Tuesday, May 17, 2011

Pre-Columbian News - May 2011

2 MEXICO CITY.-(artdaily.com) A stairway with Maya hieroglyphs was discovered at El Palmar Archaeological Zone, in southeast Campeche, by experts from the National Institute of Anthropology and History (INAH), the University of Arizona (UA) and the National Autonomous University of Mexico (UNAM), revealing the preliminary decipherment that this Maya city maintained contact with Calakmul, in Campeche, and Copan, Honduras, almost 1300 years ago. Leaders of the project Javier Lopez Camacho, from the National School of Anthropology and History (ENAH) and Kenichiro Tsukamoto, from the University of Arizona (UA), announced that the 6-step stairway conserves 90 blocks with more than 130 glyphs that refer to events registered in the Classic Maya period (250-900 AD). They remarked that although it is not the only hieroglyphic stairway discovered in the Maya Lowlands, (20 have been reported until now), the one at El Palmar is associated to the periphery of the site and to structures of modest dimensions; generally these stairways are linked to monumental buildings at the central area of the sites.
Hieroglyph decipherment
Regarding the glyphic inscriptions, although it is a preliminary result, according epigraphist Octavio Esparza Olguin, from UNAM, the text refers to important events to understand history of the Maya Classic period (250-900 AD).
The hieroglyphic stairway of Guzman Group narrates the visit of foreign personages to El Palmar, maybe dignitaries; the creation of the steps carving is associated to a calendar wheel dated in Ajaw 18 Sak, equivalent to September 13th, 726 AD. Information about the lords of the site is included, as well as contacts maintained with cities like Copan and Calakmul.

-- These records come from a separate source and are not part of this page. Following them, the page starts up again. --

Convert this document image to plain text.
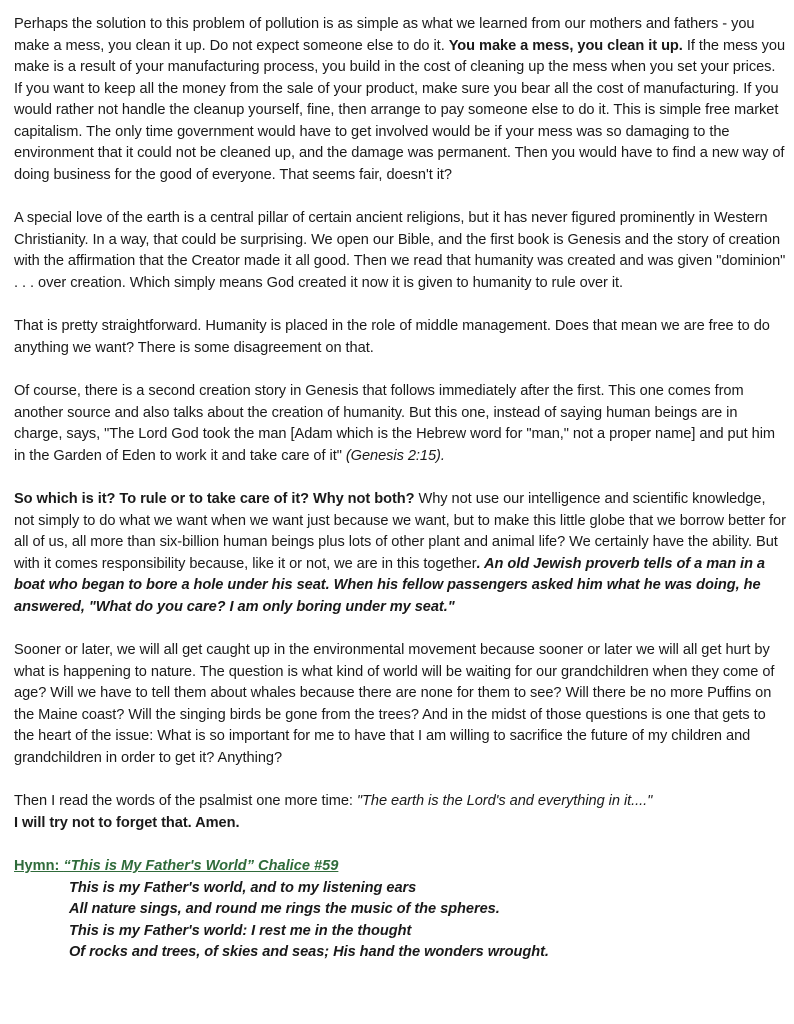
Perhaps the solution to this problem of pollution is as simple as what we learned from our mothers and fathers - you make a mess, you clean it up. Do not expect someone else to do it. You make a mess, you clean it up. If the mess you make is a result of your manufacturing process, you build in the cost of cleaning up the mess when you set your prices. If you want to keep all the money from the sale of your product, make sure you bear all the cost of manufacturing. If you would rather not handle the cleanup yourself, fine, then arrange to pay someone else to do it. This is simple free market capitalism. The only time government would have to get involved would be if your mess was so damaging to the environment that it could not be cleaned up, and the damage was permanent. Then you would have to find a new way of doing business for the good of everyone. That seems fair, doesn't it?

A special love of the earth is a central pillar of certain ancient religions, but it has never figured prominently in Western Christianity. In a way, that could be surprising. We open our Bible, and the first book is Genesis and the story of creation with the affirmation that the Creator made it all good. Then we read that humanity was created and was given "dominion" . . . over creation. Which simply means God created it now it is given to humanity to rule over it.

That is pretty straightforward. Humanity is placed in the role of middle management. Does that mean we are free to do anything we want? There is some disagreement on that.

Of course, there is a second creation story in Genesis that follows immediately after the first. This one comes from another source and also talks about the creation of humanity. But this one, instead of saying human beings are in charge, says, "The Lord God took the man [Adam which is the Hebrew word for "man," not a proper name] and put him in the Garden of Eden to work it and take care of it" (Genesis 2:15).

So which is it? To rule or to take care of it? Why not both? Why not use our intelligence and scientific knowledge, not simply to do what we want when we want just because we want, but to make this little globe that we borrow better for all of us, all more than six-billion human beings plus lots of other plant and animal life? We certainly have the ability. But with it comes responsibility because, like it or not, we are in this together. An old Jewish proverb tells of a man in a boat who began to bore a hole under his seat. When his fellow passengers asked him what he was doing, he answered, "What do you care? I am only boring under my seat."

Sooner or later, we will all get caught up in the environmental movement because sooner or later we will all get hurt by what is happening to nature. The question is what kind of world will be waiting for our grandchildren when they come of age? Will we have to tell them about whales because there are none for them to see? Will there be no more Puffins on the Maine coast? Will the singing birds be gone from the trees? And in the midst of those questions is one that gets to the heart of the issue: What is so important for me to have that I am willing to sacrifice the future of my children and grandchildren in order to get it? Anything?

Then I read the words of the psalmist one more time: "The earth is the Lord's and everything in it...."
I will try not to forget that. Amen.

Hymn: “This is My Father's World” Chalice #59

This is my Father's world, and to my listening ears

All nature sings, and round me rings the music of the spheres.

This is my Father's world: I rest me in the thought

Of rocks and trees, of skies and seas; His hand the wonders wrought.
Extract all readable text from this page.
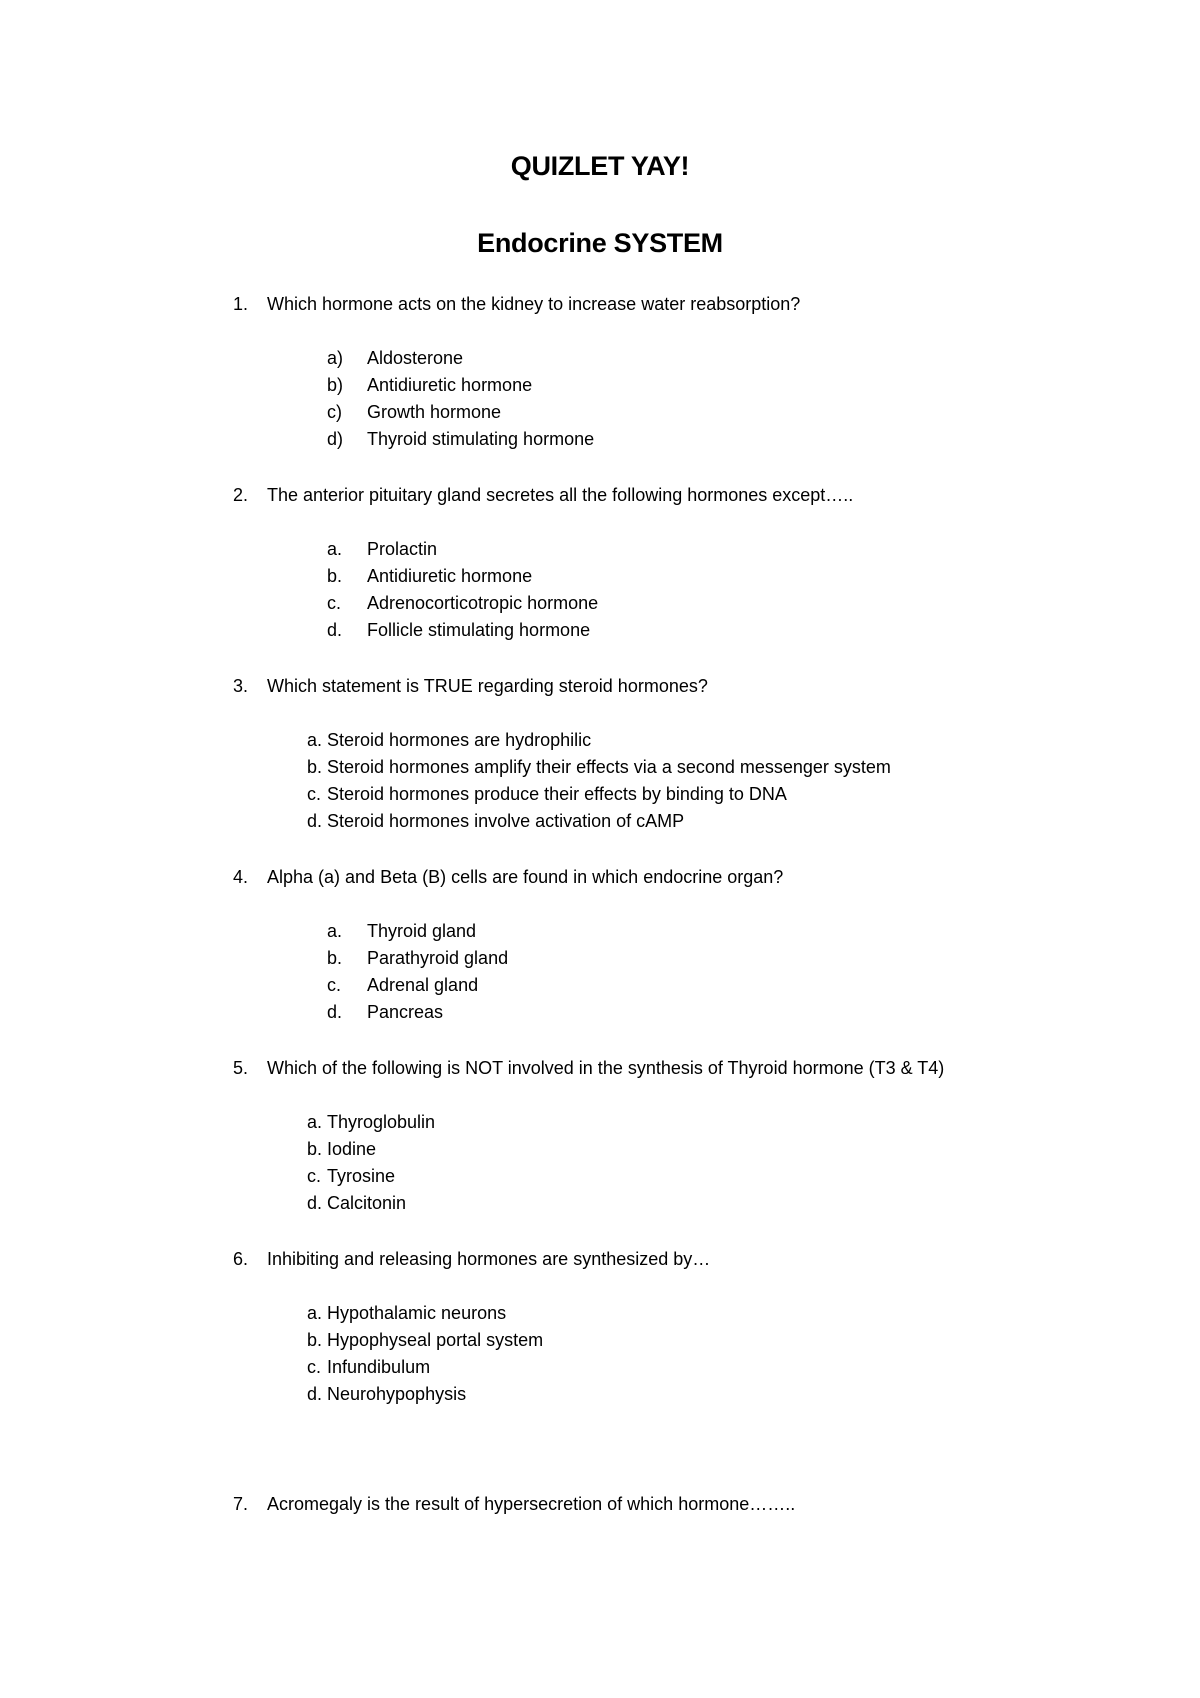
QUIZLET YAY!
Endocrine SYSTEM
1. Which hormone acts on the kidney to increase water reabsorption?
a) Aldosterone
b) Antidiuretic hormone
c) Growth hormone
d) Thyroid stimulating hormone
2. The anterior pituitary gland secretes all the following hormones except…..
a. Prolactin
b. Antidiuretic hormone
c. Adrenocorticotropic hormone
d. Follicle stimulating hormone
3. Which statement is TRUE regarding steroid hormones?
a. Steroid hormones are hydrophilic
b. Steroid hormones amplify their effects via a second messenger system
c. Steroid hormones produce their effects by binding to DNA
d. Steroid hormones involve activation of cAMP
4. Alpha (a) and Beta (B) cells are found in which endocrine organ?
a. Thyroid gland
b. Parathyroid gland
c. Adrenal gland
d. Pancreas
5. Which of the following is NOT involved in the synthesis of Thyroid hormone (T3 & T4)
a. Thyroglobulin
b. Iodine
c. Tyrosine
d. Calcitonin
6. Inhibiting and releasing hormones are synthesized by…
a. Hypothalamic neurons
b. Hypophyseal portal system
c. Infundibulum
d. Neurohypophysis
7. Acromegaly is the result of hypersecretion of which hormone……..
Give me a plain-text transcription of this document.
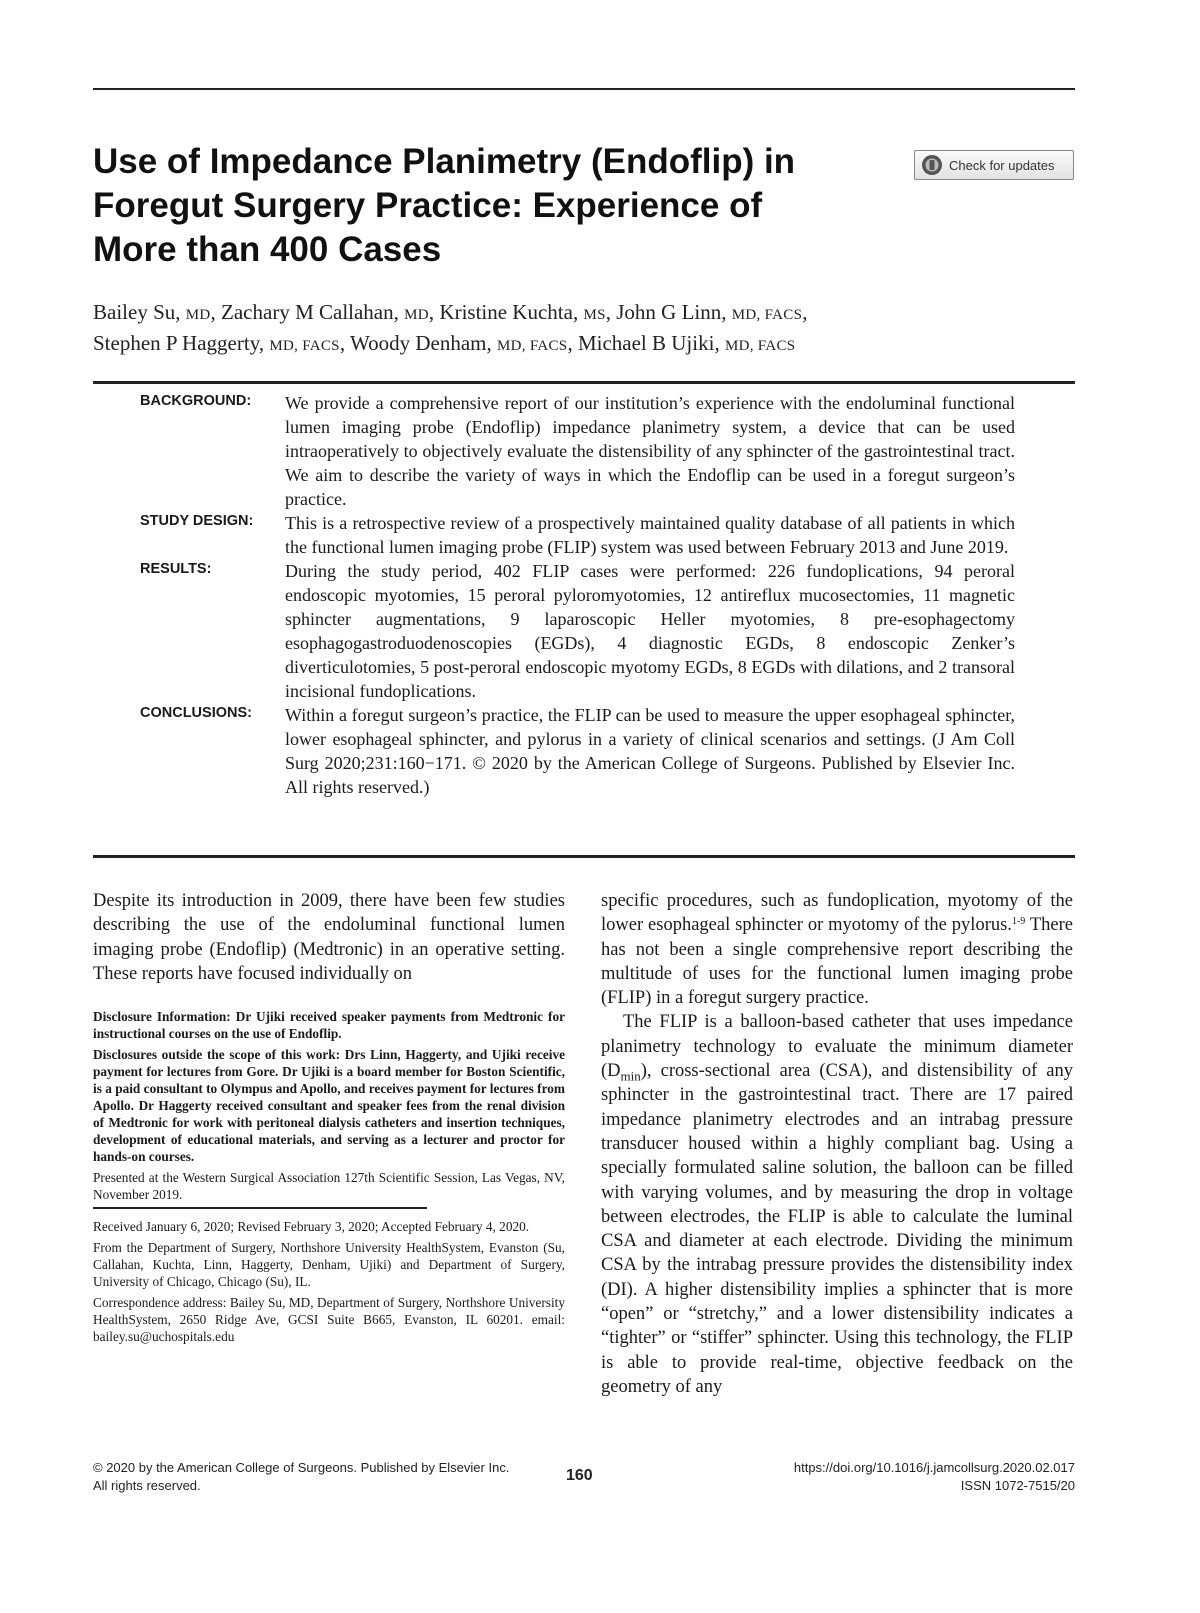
Use of Impedance Planimetry (Endoflip) in
Foregut Surgery Practice: Experience of
More than 400 Cases
Check for updates
Bailey Su, MD, Zachary M Callahan, MD, Kristine Kuchta, MS, John G Linn, MD, FACS,
Stephen P Haggerty, MD, FACS, Woody Denham, MD, FACS, Michael B Ujiki, MD, FACS
BACKGROUND:	We provide a comprehensive report of our institution’s experience with the endoluminal functional lumen imaging probe (Endoflip) impedance planimetry system, a device that can be used intraoperatively to objectively evaluate the distensibility of any sphincter of the gastrointestinal tract. We aim to describe the variety of ways in which the Endoflip can be used in a foregut surgeon’s practice.
STUDY DESIGN:	This is a retrospective review of a prospectively maintained quality database of all patients in which the functional lumen imaging probe (FLIP) system was used between February 2013 and June 2019.
RESULTS:	During the study period, 402 FLIP cases were performed: 226 fundoplications, 94 peroral endoscopic myotomies, 15 peroral pyloromyotomies, 12 antireflux mucosectomies, 11 magnetic sphincter augmentations, 9 laparoscopic Heller myotomies, 8 pre-esophagectomy esophagogastroduodenoscopies (EGDs), 4 diagnostic EGDs, 8 endoscopic Zenker’s diverticulotomies, 5 post-peroral endoscopic myotomy EGDs, 8 EGDs with dilations, and 2 transoral incisional fundoplications.
CONCLUSIONS:	Within a foregut surgeon’s practice, the FLIP can be used to measure the upper esophageal sphincter, lower esophageal sphincter, and pylorus in a variety of clinical scenarios and settings. (J Am Coll Surg 2020;231:160−171. © 2020 by the American College of Surgeons. Published by Elsevier Inc. All rights reserved.)

Despite its introduction in 2009, there have been few studies describing the use of the endoluminal functional lumen imaging probe (Endoflip) (Medtronic) in an operative setting. These reports have focused individually on

Disclosure Information: Dr Ujiki received speaker payments from Medtronic for instructional courses on the use of Endoflip.

Disclosures outside the scope of this work: Drs Linn, Haggerty, and Ujiki receive payment for lectures from Gore. Dr Ujiki is a board member for Boston Scientific, is a paid consultant to Olympus and Apollo, and receives payment for lectures from Apollo. Dr Haggerty received consultant and speaker fees from the renal division of Medtronic for work with peritoneal dialysis catheters and insertion techniques, development of educational materials, and serving as a lecturer and proctor for hands-on courses.

Presented at the Western Surgical Association 127th Scientific Session, Las Vegas, NV, November 2019.

Received January 6, 2020; Revised February 3, 2020; Accepted February 4, 2020.

From the Department of Surgery, Northshore University HealthSystem, Evanston (Su, Callahan, Kuchta, Linn, Haggerty, Denham, Ujiki) and Department of Surgery, University of Chicago, Chicago (Su), IL.

Correspondence address: Bailey Su, MD, Department of Surgery, Northshore University HealthSystem, 2650 Ridge Ave, GCSI Suite B665, Evanston, IL 60201. email: bailey.su@uchospitals.edu

specific procedures, such as fundoplication, myotomy of the lower esophageal sphincter or myotomy of the pylorus.$^{1-9}$ There has not been a single comprehensive report describing the multitude of uses for the functional lumen imaging probe (FLIP) in a foregut surgery practice.

The FLIP is a balloon-based catheter that uses impedance planimetry technology to evaluate the minimum diameter $(D_{min})$, cross-sectional area (CSA), and distensibility of any sphincter in the gastrointestinal tract. There are 17 paired impedance planimetry electrodes and an intrabag pressure transducer housed within a highly compliant bag. Using a specially formulated saline solution, the balloon can be filled with varying volumes, and by measuring the drop in voltage between electrodes, the FLIP is able to calculate the luminal CSA and diameter at each electrode. Dividing the minimum CSA by the intrabag pressure provides the distensibility index (DI). A higher distensibility implies a sphincter that is more “open” or “stretchy,” and a lower distensibility indicates a “tighter” or “stiffer” sphincter. Using this technology, the FLIP is able to provide real-time, objective feedback on the geometry of any

© 2020 by the American College of Surgeons. Published by Elsevier Inc.
All rights reserved.
160	https://doi.org/10.1016/j.jamcollsurg.2020.02.017
ISSN 1072-7515/20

The visit of the lords of Copan and Calakmul to El Palmar might have happened a decade before both cities were defeated, respectively, by Tikal and Quirigua (Guatemala) between 736 and 738 AD.


ACAPULCO.- Four kilometers away from Zihuatanejo-Acapulco highway, at Costa Grande Region in Guerrero, is located the Xihuacan Site Museum, recently inaugurated. More than 800 archaeological pieces are exhibited, most of them of Teotihuacan style, found during several field seasons at Soledad de Maciel, Petatlan municipality. A vast universe of Prehispanic pieces, such as figurines, obsidian vases, works in shell, copper axes, bell necklaces, ceramics and lithic, integrates the collection that explains cultural development of the ancient city that had a strong interaction with Teotihuacan during the Classic period (200 to 650 AD).
Xihuacan Site Museum is located in the Soledad de Maciel Archaeological Zone, where for 4 years the National Institute of Anthropology and History (INAH) has been exploring and adapting different Prehispanic monuments with the aim of opening it to public visit in late 2011. Archaeologist Rodolfo Lobato, who coordinates exploration at the site, informed that among the ancient objects at the museum stands out a stone carved with the place name glyph of Xihuacan. “It is one meter high, 50 centimeters wide and 25 thick, and was found during the recent excavations at the ballgame court area”.
The glyph has a circular shape and reveals the name with which this site was known in the Prehispanic period. Xihuacan is a Nahuatl word that means “place of the turquoise holders”, a metaphor that refers to those who “possess the time” or “control the calendar”.  The Guerrero INAH Center archaeologist pointed out that the allegory is associated with the role of this settlement as the greatest ruling center of Costa Grande; it has been deduced that its urban draft was based on celestial movements.
The collection displayed at the site museum is integrated with pieces found recently as well as items discovered before, at the time when the first registers took place in charge of specialists like Pedro Hendrichs in 1943, Pedro Armillas in 1948 and Ellen Brush in 1968, as well as Ruben Manzanilla in the late 1980’s.
At the first dwellers of Soledad de Maciel hall, it is explained that this was a governing center at Costa Grande Region. “Its peak was during the Epi Classic period (650 to 959 AD), although it was inhabited since the Pre Classic (2500 BC to 200 AD). The context indicates that it had a gradual abandonment caused by floods that made inhabitants migrate to higher lands”.
It was during the Classic period that Teotihuacan culture influenced the city, this being observed in the social complexity and the power that Xihuacan achieved; it was at this stage that the great ceremonial conjunct was constructed.
Finally, archaeologist Rodolfo Lobato added that during the Epi Classic period (650 to 950 AD) the site reached its peak with expansionist purposes and held commercial control. Its great ceremonial center became a site of agricultural and religious rites and a seat of power.
INAH continues excavation and consolidation work at Soledad de Maciel Archaeological Zone, with the aim of opening it to public visit by the end of 2011.
Xihuacan Site Museum is open Tuesday to Sunday from 10:00 to 17:00 hours. As its inauguration is recent, it can be visited for free.